La corsa nella notte
In quegli anni il giovane Marino frequentava la Scuola superiore di idrocarburi che aveva sede nel cuore pulsante dell’Eni, a Metanopoli, appena fuori Milano. Si trattava di un istituto di formazione di cultura economica e di un centro per lo sviluppo di relazioni internazionali dell’ente fondato da Mattei. «La sera della tragedia di Bascapè, di ritorno da una passeggiata pomeridiana a Metanopoli, mi fermai a mangiare nella sala ristorante dell’hotel Santa Barbara. Improvvisamente l’ingegnere Domini Della Meduna, dirigente dell’Eni, noto per la sua militanza nella Decima Mas, mi diede la notizia della morte di Mattei, dicendo subito che si era trattato di un attentato e non di un incidente».
A Metanopoli si scatena il panico. Marino è sconvolto. «Pensai a come aiutare Giovanni Spadolini, col quale ero in contatto perché ne ero stato allievo e aspiravo alla carriera giornalistica. Così lo chiamai per chiedergli se potessi dare un contributo al giornale, dato che mi trovavo a pochi chilometri dal luogo della tragedia. Spadolini acconsentì e mi chiese di raccogliere tutte le notizie che potevo dicendomi che avrebbe mandato, prima possibile, l’inviato del giornale».

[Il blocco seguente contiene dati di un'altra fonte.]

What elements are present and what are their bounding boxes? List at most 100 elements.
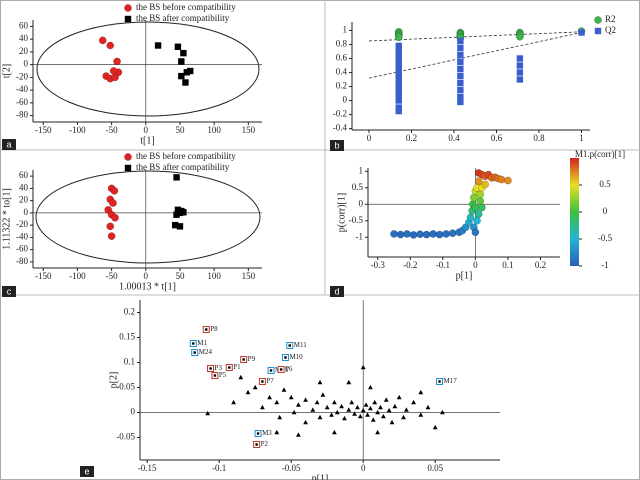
- point-label: P3: [215, 364, 223, 372]
- point: [296, 432, 301, 437]
- legend-marker: [124, 153, 132, 161]
- point: [429, 230, 437, 238]
- fit-line: [368, 31, 582, 42]
- point: [360, 364, 366, 370]
- y-tick-label: 0.2: [336, 81, 347, 91]
- point: [303, 419, 308, 425]
- point: [291, 409, 297, 415]
- panel-letter-box: [2, 286, 16, 297]
- point-core: [193, 351, 196, 354]
- point: [473, 216, 481, 225]
- y-tick-label: -20: [16, 71, 28, 81]
- point-label: P6: [285, 365, 293, 373]
- point: [390, 230, 398, 238]
- point-label: P8: [210, 325, 218, 333]
- point: [425, 404, 431, 410]
- point: [411, 399, 416, 405]
- x-axis-label: t[1]: [140, 135, 154, 146]
- point-label: P5: [219, 371, 227, 379]
- x-tick-label: -0.1: [436, 260, 450, 270]
- x-tick-label: -50: [106, 271, 118, 281]
- point-label: P2: [261, 440, 269, 448]
- point: [409, 231, 418, 239]
- colorbar-tick-label: 0.5: [599, 179, 611, 189]
- y-tick-label: 1: [343, 24, 348, 34]
- panel-letter: e: [84, 466, 89, 476]
- point: [395, 51, 402, 58]
- point: [334, 409, 340, 415]
- point: [245, 389, 251, 395]
- x-tick-label: -0.1: [212, 463, 226, 473]
- legend-label: Q2: [605, 25, 616, 35]
- point: [372, 399, 378, 405]
- x-tick-label: 0: [473, 260, 478, 270]
- point: [471, 203, 480, 212]
- y-tick-label: -60: [16, 97, 28, 107]
- point: [267, 394, 272, 400]
- point: [375, 429, 380, 435]
- point-label: M17: [444, 377, 458, 385]
- point: [395, 107, 402, 115]
- point: [476, 190, 485, 199]
- y-tick-label: 40: [19, 182, 29, 192]
- point: [231, 399, 236, 405]
- point-core: [269, 369, 273, 372]
- x-tick-label: -100: [69, 125, 86, 135]
- point: [516, 62, 524, 69]
- point: [332, 399, 337, 405]
- point: [375, 409, 380, 415]
- point-core: [242, 358, 245, 361]
- point: [435, 230, 444, 239]
- y-tick-label: 20: [19, 195, 29, 205]
- colorbar-tick-label: 0: [603, 206, 608, 216]
- point: [395, 97, 402, 104]
- x-tick-label: 50: [175, 271, 185, 281]
- x-tick-label: 0: [144, 125, 149, 135]
- point: [457, 44, 464, 52]
- point: [329, 412, 334, 417]
- point-label: P1: [233, 363, 241, 371]
- point: [471, 228, 480, 237]
- legend-label: the BS after compatibility: [136, 13, 230, 23]
- point: [296, 402, 301, 407]
- point: [497, 175, 506, 184]
- point: [395, 46, 402, 54]
- point: [252, 384, 258, 390]
- point: [111, 213, 119, 222]
- x-axis-label: p[1]: [456, 270, 473, 281]
- hotelling-ellipse: [35, 170, 261, 264]
- point-label: P9: [248, 355, 256, 363]
- x-tick-label: 0.2: [535, 260, 546, 270]
- x-tick-label: -150: [35, 125, 52, 135]
- point: [474, 177, 483, 186]
- x-tick-label: -100: [69, 271, 86, 281]
- point-core: [228, 366, 231, 369]
- x-tick-label: 0.6: [491, 133, 503, 143]
- point: [395, 88, 402, 96]
- y-tick-label: 0.5: [352, 182, 364, 192]
- point: [395, 63, 402, 71]
- point: [422, 230, 431, 239]
- point: [107, 232, 116, 240]
- point: [396, 394, 402, 400]
- panel-letter-box: [2, 139, 16, 150]
- point: [180, 209, 187, 216]
- point: [314, 399, 320, 405]
- point: [178, 72, 185, 80]
- point: [395, 93, 402, 100]
- point: [448, 229, 457, 238]
- point: [277, 414, 283, 420]
- point-core: [288, 344, 291, 347]
- point-core: [279, 368, 283, 371]
- y-axis-label: p[2]: [108, 372, 119, 389]
- legend-label: the BS after compatibility: [136, 162, 230, 172]
- point-label: M3: [262, 429, 272, 437]
- point-core: [261, 380, 264, 383]
- colorbar-tick-label: -0.5: [598, 233, 613, 243]
- point: [346, 379, 352, 385]
- point-core: [256, 432, 260, 435]
- point: [205, 410, 211, 416]
- point-core: [255, 443, 258, 446]
- x-tick-label: 1: [579, 133, 584, 143]
- point: [389, 419, 395, 425]
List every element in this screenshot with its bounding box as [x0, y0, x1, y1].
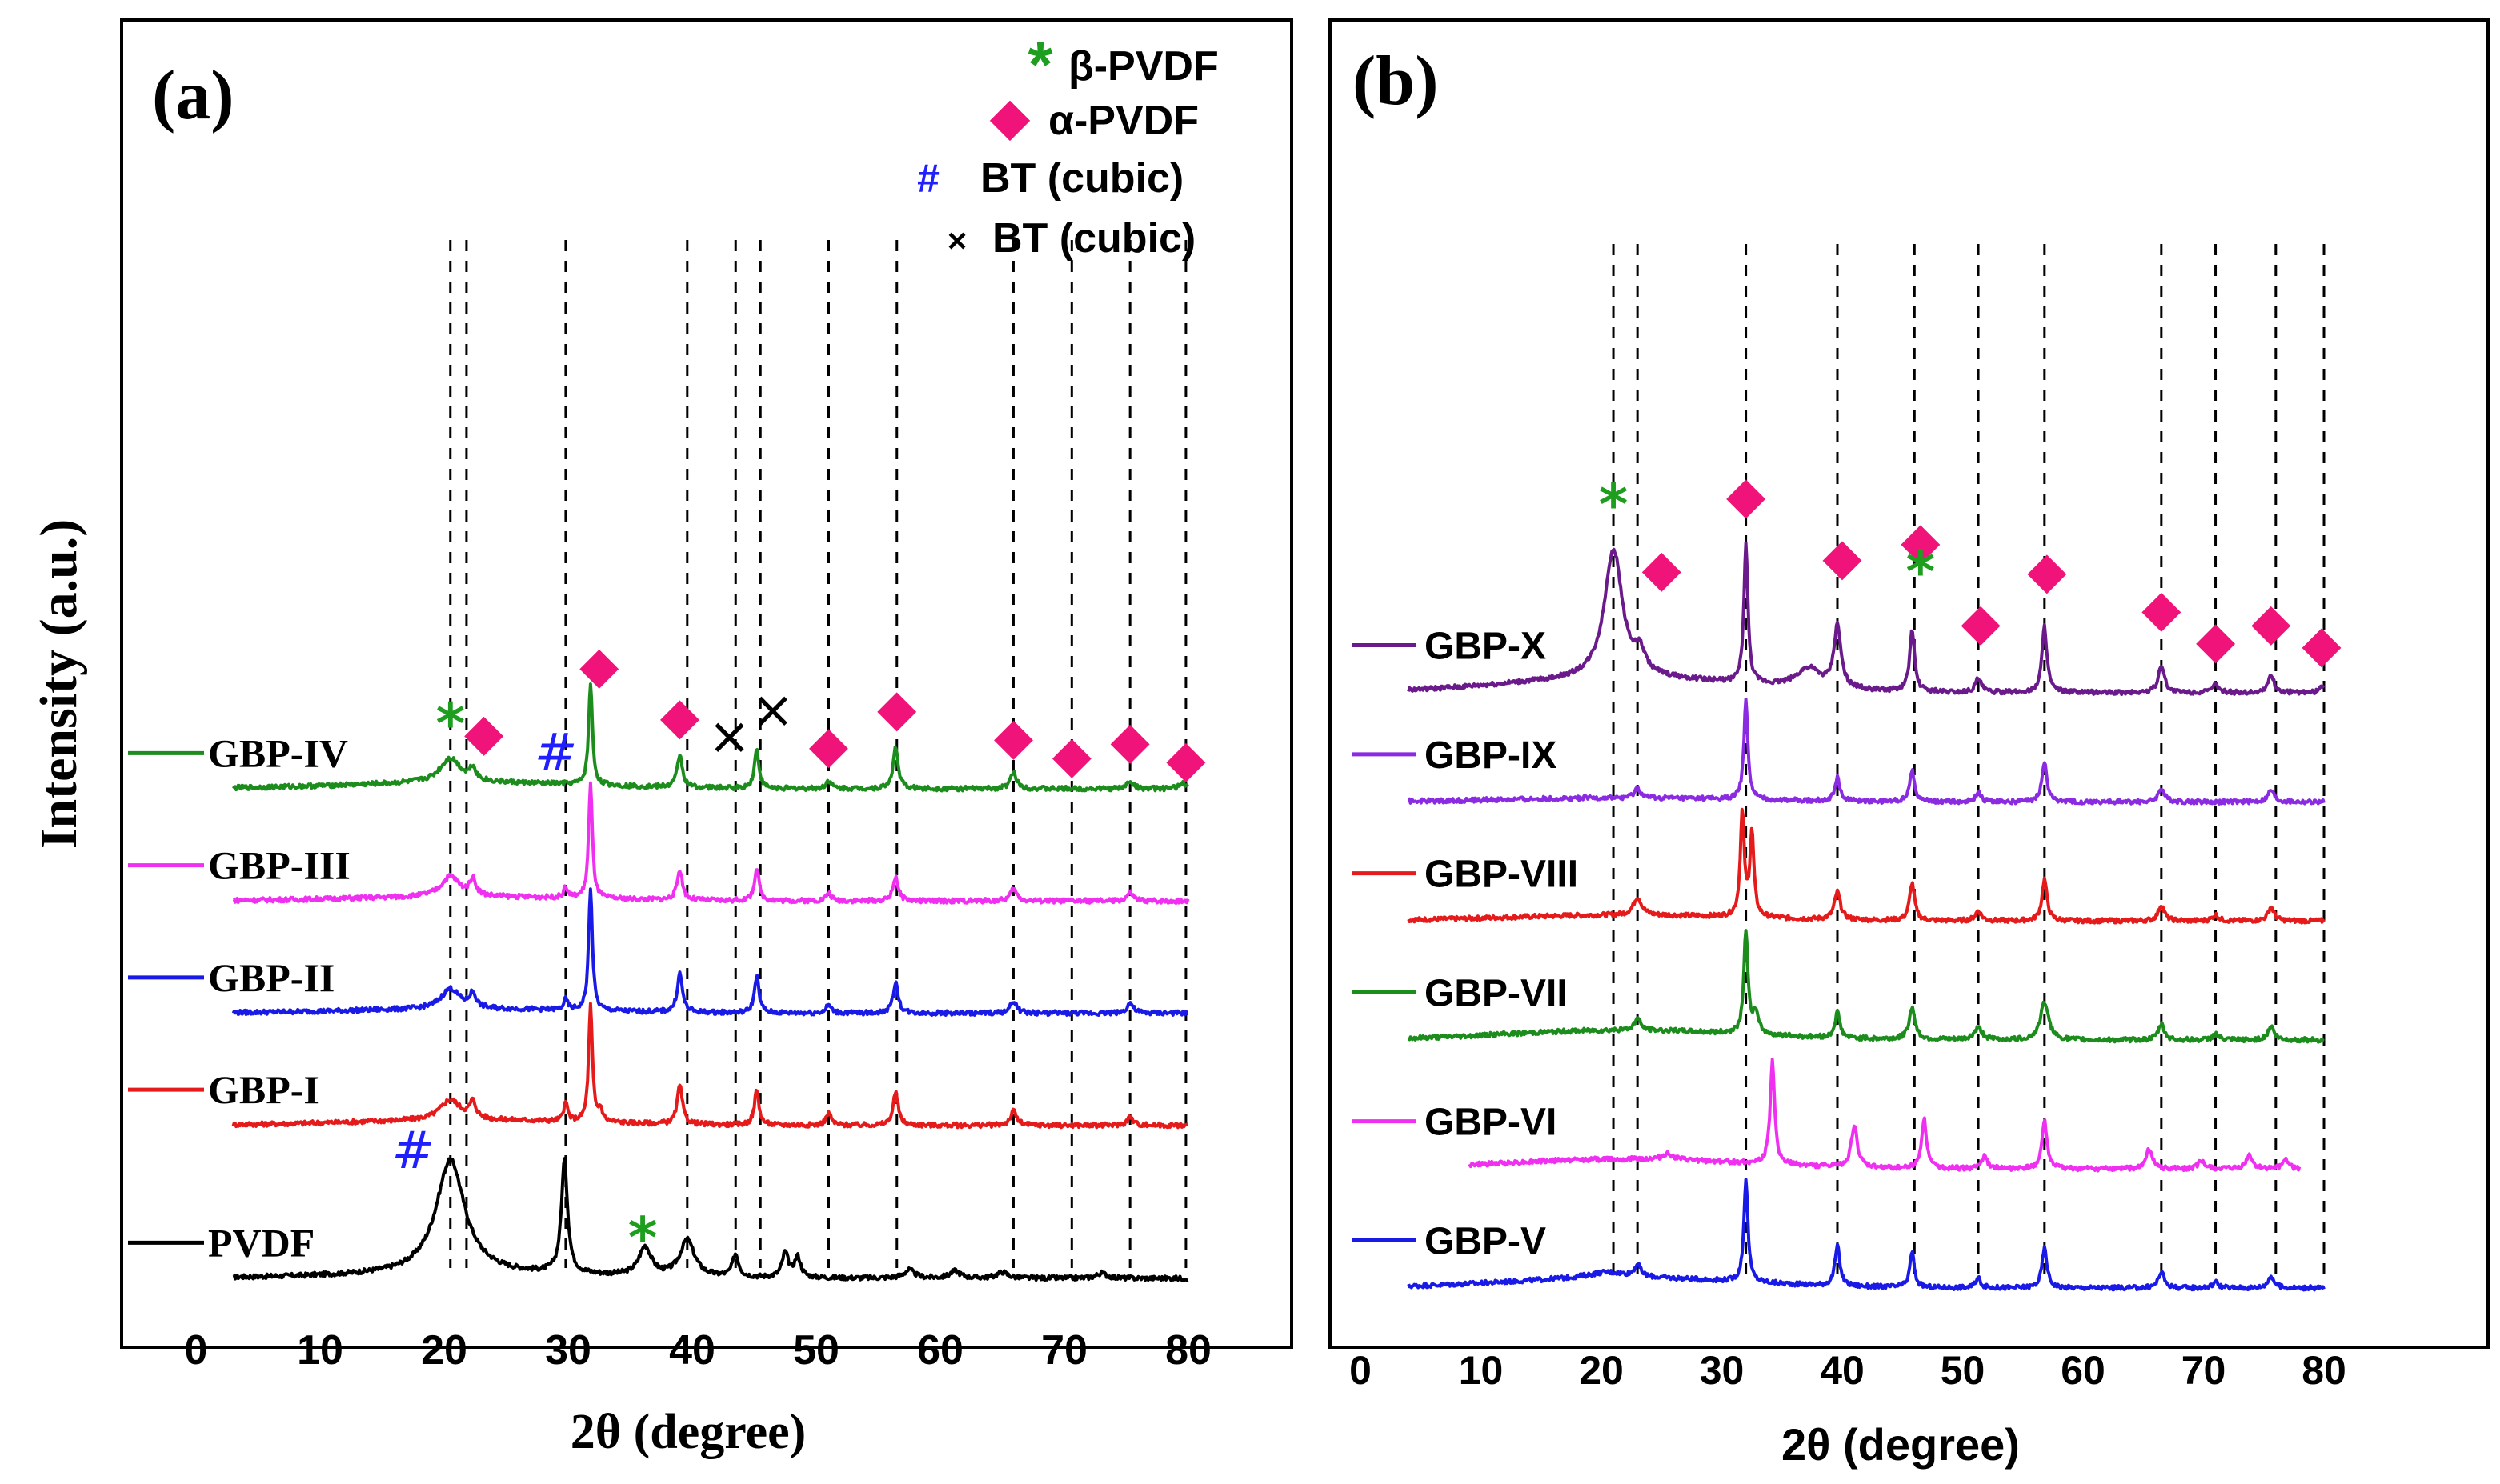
panel-b-xtick-label: 40	[1820, 1348, 1865, 1393]
panel-b-xtick-label: 30	[1700, 1348, 1745, 1393]
trace-gbp-iii	[232, 781, 1190, 905]
series-label-gbp-ii: GBP-II	[208, 955, 335, 1000]
alpha-pvdf-marker: ◆	[2302, 614, 2342, 674]
alpha-pvdf-marker: ◆	[1642, 539, 1682, 598]
trace-gbp-ix	[1408, 698, 2326, 806]
series-label-gbp-i: GBP-I	[208, 1067, 319, 1112]
alpha-pvdf-marker: ◆	[1726, 466, 1766, 525]
series-label-gbp-x: GBP-X	[1424, 625, 1546, 667]
panel-b-xtick-label: 10	[1459, 1348, 1504, 1393]
trace-gbp-v	[1407, 1178, 2326, 1292]
bt-cubic-marker: ×	[708, 707, 751, 766]
panel-a-xtick-label: 20	[421, 1327, 467, 1374]
alpha-pvdf-marker: ◆	[1961, 593, 2001, 652]
legend-bt-cross-symbol: ×	[948, 222, 968, 259]
trace-gbp-ii	[231, 887, 1189, 1018]
legend: * β-PVDF ◆ α-PVDF # BT (cubic) × BT (cub…	[917, 29, 1219, 262]
y-axis-label: Intensity (a.u.)	[30, 519, 88, 850]
panel-a-xtick-label: 70	[1041, 1327, 1088, 1374]
panel-b-xtick-label: 0	[1349, 1348, 1372, 1393]
alpha-pvdf-marker: ◆	[2027, 542, 2067, 601]
series-label-gbp-ix: GBP-IX	[1424, 734, 1556, 777]
series-label-gbp-vii: GBP-VII	[1424, 972, 1568, 1014]
series-label-pvdf: PVDF	[208, 1220, 315, 1265]
legend-alpha-label: α-PVDF	[1048, 98, 1199, 144]
legend-beta-label: β-PVDF	[1068, 43, 1219, 90]
trace-gbp-vi	[1468, 1058, 2302, 1173]
trace-gbp-iv	[231, 682, 1190, 793]
panel-b-xtick-label: 80	[2302, 1348, 2346, 1393]
trace-gbp-viii	[1407, 807, 2326, 925]
trace-gbp-x	[1407, 541, 2326, 697]
alpha-pvdf-marker: ◆	[464, 703, 504, 762]
series-label-gbp-v: GBP-V	[1424, 1220, 1546, 1262]
beta-pvdf-marker: *	[1599, 472, 1629, 538]
alpha-pvdf-marker: ◆	[1111, 711, 1151, 770]
alpha-pvdf-marker: ◆	[994, 707, 1034, 766]
panel-a-frame	[120, 18, 1293, 1349]
alpha-pvdf-marker: ◆	[1822, 527, 1862, 586]
trace-gbp-vii	[1407, 929, 2325, 1044]
beta-pvdf-marker: *	[628, 1206, 658, 1271]
bt-cubic-marker: #	[391, 1122, 435, 1181]
panel-a-xtick-label: 10	[297, 1327, 343, 1374]
series-label-gbp-iv: GBP-IV	[208, 730, 348, 775]
panel-a-xlabel: 2θ (degree)	[571, 1405, 807, 1459]
panel-a-xtick-label: 50	[793, 1327, 839, 1374]
alpha-pvdf-marker: ◆	[2196, 610, 2236, 670]
legend-alpha-symbol: ◆	[990, 86, 1031, 146]
panel-b-xtick-label: 60	[2061, 1348, 2105, 1393]
alpha-pvdf-marker: ◆	[809, 715, 849, 774]
alpha-pvdf-marker: ◆	[660, 687, 700, 746]
legend-beta-symbol: *	[1028, 29, 1053, 100]
trace-pvdf	[232, 1157, 1189, 1282]
panel-a-xtick-label: 40	[669, 1327, 715, 1374]
panel-b-label: (b)	[1352, 42, 1439, 120]
panel-a-xtick-label: 60	[917, 1327, 964, 1374]
series-label-gbp-viii: GBP-VIII	[1424, 854, 1578, 896]
trace-gbp-i	[231, 1002, 1189, 1130]
panel-b-xtick-label: 70	[2181, 1348, 2226, 1393]
alpha-pvdf-marker: ◆	[579, 636, 619, 695]
alpha-pvdf-marker: ◆	[2251, 593, 2291, 652]
alpha-pvdf-marker: ◆	[1166, 730, 1206, 789]
panel-b-xlabel: 2θ (degree)	[1781, 1419, 2020, 1470]
legend-bt-hash-symbol: #	[917, 156, 940, 201]
bt-cubic-marker: #	[535, 724, 578, 783]
panel-a-xtick-label: 30	[545, 1327, 591, 1374]
panel-a-xtick-label: 80	[1165, 1327, 1212, 1374]
alpha-pvdf-marker: ◆	[2141, 579, 2181, 638]
legend-bt-cross-label: BT (cubic)	[992, 215, 1196, 262]
panel-a-xtick-label: 0	[185, 1327, 208, 1374]
panel-b-xtick-label: 20	[1579, 1348, 1624, 1393]
alpha-pvdf-marker: ◆	[1052, 726, 1092, 785]
series-label-gbp-iii: GBP-III	[208, 843, 351, 888]
panel-b-frame	[1328, 18, 2490, 1349]
alpha-pvdf-marker: ◆	[877, 678, 917, 738]
panel-a-label: (a)	[152, 57, 234, 134]
series-label-gbp-vi: GBP-VI	[1424, 1102, 1556, 1144]
legend-bt-hash-label: BT (cubic)	[980, 155, 1184, 202]
bt-cubic-marker: ×	[751, 681, 795, 740]
alpha-pvdf-marker: ◆	[1901, 511, 1941, 570]
panel-b-xtick-label: 50	[1941, 1348, 1985, 1393]
beta-pvdf-marker: *	[435, 691, 465, 757]
beta-pvdf-marker: *	[1906, 539, 1936, 605]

Marino però ha un problema. Non ha la macchina. A dargli un passaggio è il cronista di nera della Stampa Remo Lugli. «Arrivammo sul posto alle cinque del mattino. Ricordo la nebbia che avvolgeva la campagna, l’aria pungente. Lo scenario era sconvolgente. A parte i resti dell’aereo di cui era disseminata l’area, non potrò mai dimenticare la carne umana che pendeva dagli alberi».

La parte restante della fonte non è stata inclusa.